I went to the newspaper office to collect some information and was referred to the City Hall reporter, a very attractive Asian-American woman named Lucy Lee. Lucy was 24 years old, about five-foot-two in good shoes and appropriately proportioned in a small person kind of way. She had dark eyes, flawless Asian skin the color of an early summer tan, a pouty lower lip and slightly imperfect teeth that were white enough and bright enough but weren’t all perfectly straight. The lips and teeth combined with her smooth tan cheekbones to give her a very happy, playful and seductive smile.
The day I met
her she had come to the office early to work on a story for the Sunday edition.

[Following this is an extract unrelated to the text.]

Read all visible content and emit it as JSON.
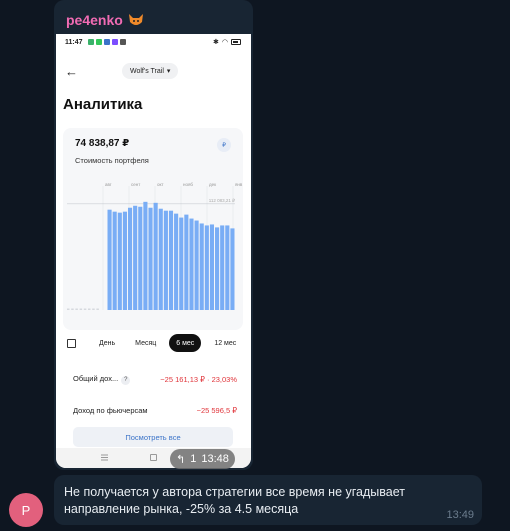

She was dressed casually in a pair of low-rise distressed blue jeans; a
slightly pink scoop neck t-shirt that exposed two inches of her midriff; and a
long, camel and brown shirt-jacket, unbuttoned, with sleeves that were pulled
up and held in place by straps that were sewed on as part of the shirt and
buttoned at the elbow. I think it had epaulets, too. Or maybe not. The shirt
wasn’t the focus of my attention.
Her jet black
hair was pulled up high in a long ponytail that made her look like another
Lucy, the actress Lucy Liu. She wore long dangling earrings with a turquoise
butterfly at the top and a tiny gold ball at the bottom, a locket on a short
gold chain around her neck and three or four longer chains of varying lengths….
She wore several bracelets on her left wrist and a garnet-studded ring on the
middle finger of her left hand which told me she wasn’t married. When I sat
down at her desk and she leaned forward to shake my hand, her hair smelled like
apricot shampoo. That was when I started liking apricots.